Rhythmical coordination of performers and audience in partner dance: what can audience members’ rhythmical movements tell us about their experience of a musical dance performance? And what does this reveal about the composition, organization & production of the performance itself?
Multidisciplinary research is essential for understanding the complexity of social action, but often involves incompatible assumptions, data types, and research designs. My research brings together teams with different specialisms and theoretical commitments to create new techniques, tools, and interfaces between methodological boundaries. This involves convening cross-disciplinary research networks to develop new software tools, data corpora, research training resources, and critical methodological literature.

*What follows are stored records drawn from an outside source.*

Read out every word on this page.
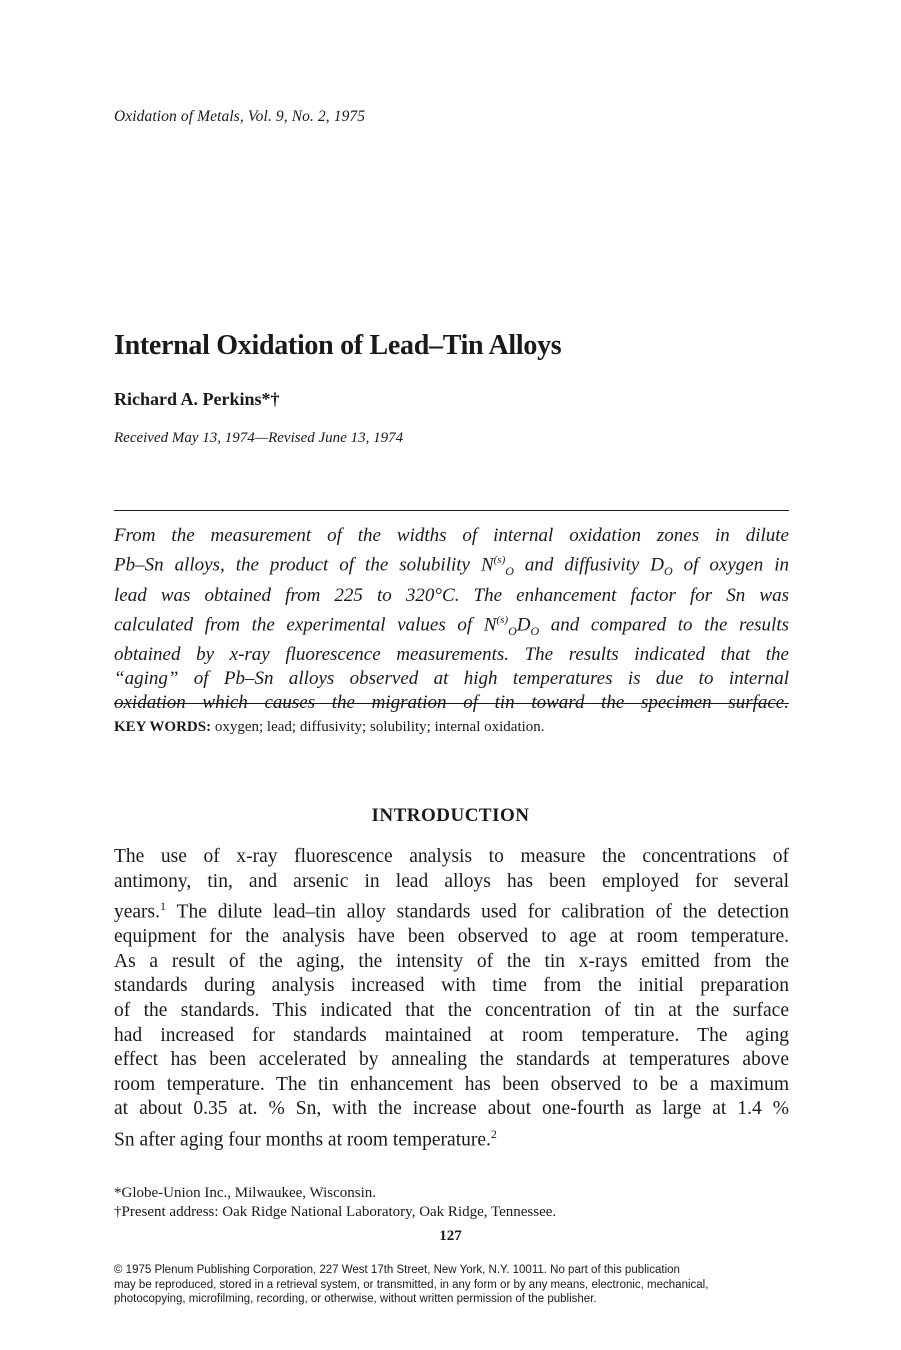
Oxidation of Metals, Vol. 9, No. 2, 1975
Internal Oxidation of Lead–Tin Alloys
Richard A. Perkins*†
Received May 13, 1974—Revised June 13, 1974
From the measurement of the widths of internal oxidation zones in dilute
Pb–Sn alloys, the product of the solubility $N^{(s)}_O$ and diffusivity $D_O$ of oxygen in
lead was obtained from 225 to 320°C. The enhancement factor for Sn was
calculated from the experimental values of $N^{(s)}_OD_O$ and compared to the results
obtained by x-ray fluorescence measurements. The results indicated that the
“aging” of Pb–Sn alloys observed at high temperatures is due to internal
oxidation which causes the migration of tin toward the specimen surface.
KEY WORDS: oxygen; lead; diffusivity; solubility; internal oxidation.
INTRODUCTION
The use of x-ray fluorescence analysis to measure the concentrations of
antimony, tin, and arsenic in lead alloys has been employed for several
years.$^1$ The dilute lead–tin alloy standards used for calibration of the detection
equipment for the analysis have been observed to age at room temperature.
As a result of the aging, the intensity of the tin x-rays emitted from the
standards during analysis increased with time from the initial preparation
of the standards. This indicated that the concentration of tin at the surface
had increased for standards maintained at room temperature. The aging
effect has been accelerated by annealing the standards at temperatures above
room temperature. The tin enhancement has been observed to be a maximum
at about 0.35 at. % Sn, with the increase about one-fourth as large at 1.4 %
Sn after aging four months at room temperature.$^2$
*Globe-Union Inc., Milwaukee, Wisconsin.
†Present address: Oak Ridge National Laboratory, Oak Ridge, Tennessee.
127
© 1975 Plenum Publishing Corporation, 227 West 17th Street, New York, N.Y. 10011. No part of this publication
may be reproduced, stored in a retrieval system, or transmitted, in any form or by any means, electronic, mechanical,
photocopying, microfilming, recording, or otherwise, without written permission of the publisher.
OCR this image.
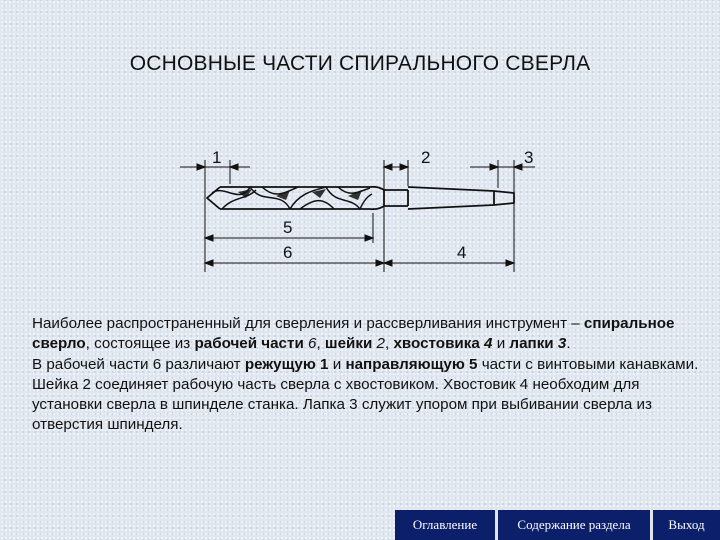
ОСНОВНЫЕ ЧАСТИ СПИРАЛЬНОГО СВЕРЛА
1	2	3
5
6	4

Наиболее распространенный для сверления и рассверливания инструмент – спиральное сверло, состоящее из рабочей части 6, шейки 2, хвостовика 4 и лапки 3.

В рабочей части 6 различают режущую 1 и направляющую 5 части с винтовыми канавками. Шейка 2 соединяет рабочую часть сверла с хвостовиком. Хвостовик 4 необходим для установки сверла в шпинделе станка. Лапка 3 служит упором при выбивании сверла из отверстия шпинделя.

Оглавление	Содержание раздела	Выход
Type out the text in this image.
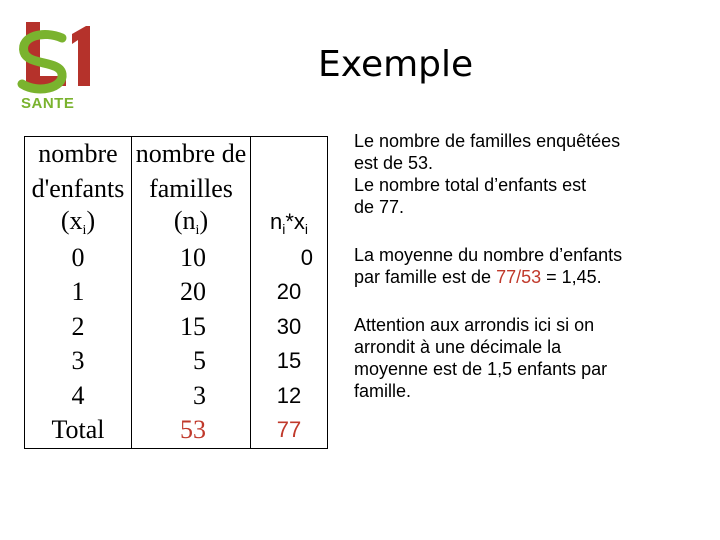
SANTE
Exemple
nombre	nombre de	
d'enfants	familles	
$(x_i)$	$(n_i)$	$n_i*x_i$
0	10	0
1	20	20
2	15	30
3	5	15
4	3	12
Total	53	77

Le nombre de familles enquêtées
est de 53.
Le nombre total d’enfants est
de 77.

La moyenne du nombre d’enfants
par famille est de 77/53 = 1,45.

Attention aux arrondis ici si on
arrondit à une décimale la
moyenne est de 1,5 enfants par
famille.
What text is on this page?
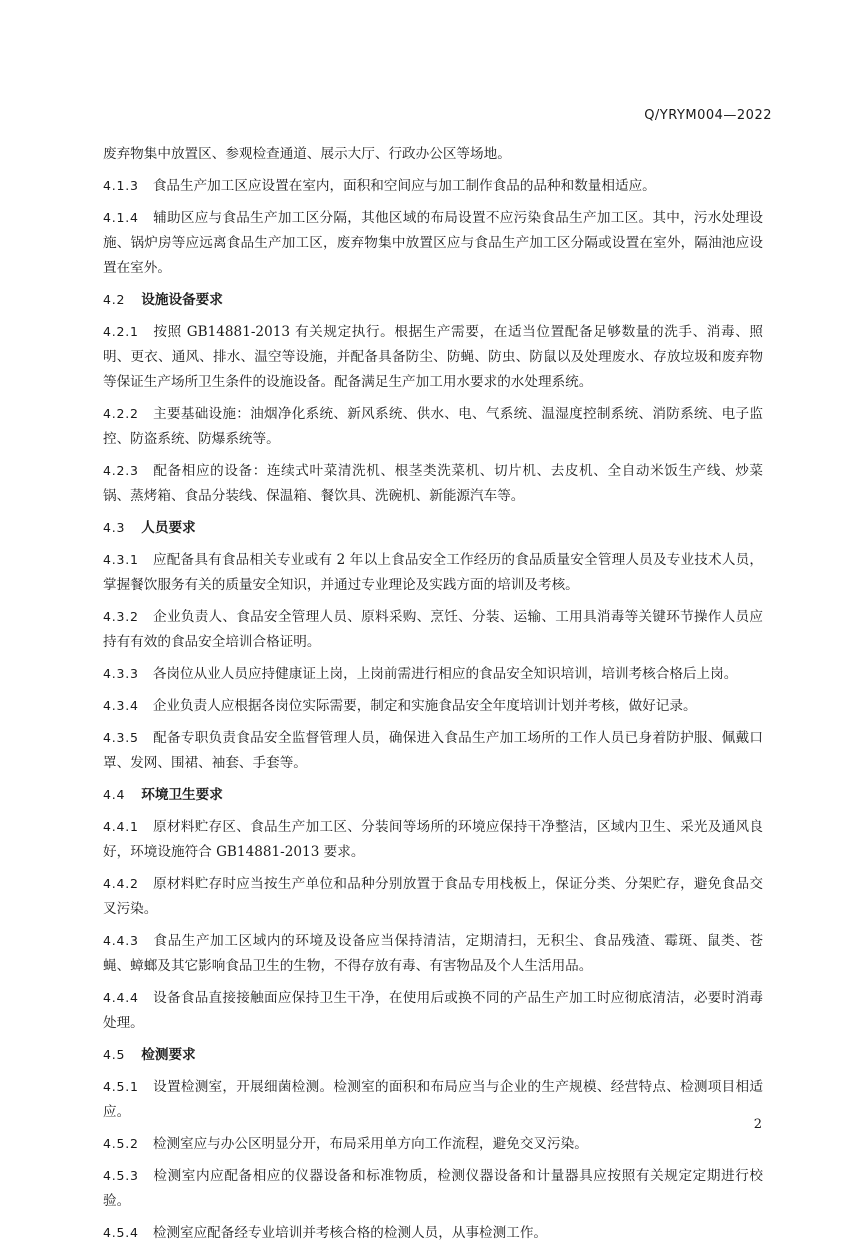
Q/YRYM004—2022

废弃物集中放置区、参观检查通道、展示大厅、行政办公区等场地。

4.1.3 食品生产加工区应设置在室内，面积和空间应与加工制作食品的品种和数量相适应。

4.1.4 辅助区应与食品生产加工区分隔，其他区域的布局设置不应污染食品生产加工区。其中，污水处理设施、锅炉房等应远离食品生产加工区，废弃物集中放置区应与食品生产加工区分隔或设置在室外，隔油池应设置在室外。

4.2 设施设备要求

4.2.1 按照 GB14881-2013 有关规定执行。根据生产需要，在适当位置配备足够数量的洗手、消毒、照明、更衣、通风、排水、温空等设施，并配备具备防尘、防蝇、防虫、防鼠以及处理废水、存放垃圾和废弃物等保证生产场所卫生条件的设施设备。配备满足生产加工用水要求的水处理系统。

4.2.2 主要基础设施：油烟净化系统、新风系统、供水、电、气系统、温湿度控制系统、消防系统、电子监控、防盗系统、防爆系统等。

4.2.3 配备相应的设备：连续式叶菜清洗机、根茎类洗菜机、切片机、去皮机、全自动米饭生产线、炒菜锅、蒸烤箱、食品分装线、保温箱、餐饮具、洗碗机、新能源汽车等。

4.3 人员要求

4.3.1 应配备具有食品相关专业或有 2 年以上食品安全工作经历的食品质量安全管理人员及专业技术人员，掌握餐饮服务有关的质量安全知识，并通过专业理论及实践方面的培训及考核。

4.3.2 企业负责人、食品安全管理人员、原料采购、烹饪、分装、运输、工用具消毒等关键环节操作人员应持有有效的食品安全培训合格证明。

4.3.3 各岗位从业人员应持健康证上岗，上岗前需进行相应的食品安全知识培训，培训考核合格后上岗。

4.3.4 企业负责人应根据各岗位实际需要，制定和实施食品安全年度培训计划并考核，做好记录。

4.3.5 配备专职负责食品安全监督管理人员，确保进入食品生产加工场所的工作人员已身着防护服、佩戴口罩、发网、围裙、袖套、手套等。

4.4 环境卫生要求

4.4.1 原材料贮存区、食品生产加工区、分装间等场所的环境应保持干净整洁，区域内卫生、采光及通风良好，环境设施符合 GB14881-2013 要求。

4.4.2 原材料贮存时应当按生产单位和品种分别放置于食品专用栈板上，保证分类、分架贮存，避免食品交叉污染。

4.4.3 食品生产加工区域内的环境及设备应当保持清洁，定期清扫，无积尘、食品残渣、霉斑、鼠类、苍蝇、蟑螂及其它影响食品卫生的生物，不得存放有毒、有害物品及个人生活用品。

4.4.4 设备食品直接接触面应保持卫生干净，在使用后或换不同的产品生产加工时应彻底清洁，必要时消毒处理。

4.5 检测要求

4.5.1 设置检测室，开展细菌检测。检测室的面积和布局应当与企业的生产规模、经营特点、检测项目相适应。

4.5.2 检测室应与办公区明显分开，布局采用单方向工作流程，避免交叉污染。

4.5.3 检测室内应配备相应的仪器设备和标准物质，检测仪器设备和计量器具应按照有关规定定期进行校验。

4.5.4 检测室应配备经专业培训并考核合格的检测人员，从事检测工作。

2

Hannah Pelikan, Andreas Liesenfeld, Kai Cyra and I set up the EMCA/AI open research network to gather international researchers working with AI-related technologies e.g., social robots, voice interfaces & NLP. We now have ~30 members, monthly get-togethers, and a range of joint projects.
Conversation analysis at the ‘middle region’ of public life: Greetings and the interactional construction of Donald Trump’s political persona: a paper with Chase Raymond combining a media analysis focus on the personalization and mediatization of political life with conversation analytic methods.
Repair: The Interface Between Interaction and Cognition: a paper with JP de Ruiter arguing that since we use repair to deal with interactional problems at the surface level of talk, repair can be a point of convergence for studying communication from multiple methodological perspectives.
Improving Human Interaction Research through Ecological Grounding: a paper with JP de Ruiter introducing and adapting inductive research practices and theories from interaction analysis to an audience of meta/open science nerds and psychologists interested in methodological reform.
The conversational rollercoaster: Conversation analysis and the public science of talk: a paper with Charlotte Albury, Marc Alexander, Toby Harris, Emily Hofstetter, Edward Holmes, and Elizabeth Stokoe on the necessity and potential of showing interaction research at public science exhibitions.
An Appeal for a Methodological Fusion of Conversation Analysis and Experimental Psychology: paper with JP de Ruiter on the possibilities and caveats for attempts to bring together two epistemologically (and, to some extent, culturally) incompatible research methodologies and traditions.
The Conversation Analytic British National Corpus: (CABNC) is a open-licensed, detailed conversation analytic re-transcription of naturalistic conversations from a subcorpus of the British National Corpus amounting to around 4.2 million words in 1436 separate conversations. The project aims to produce transcripts usable for both computational and detailed qualitative analysis.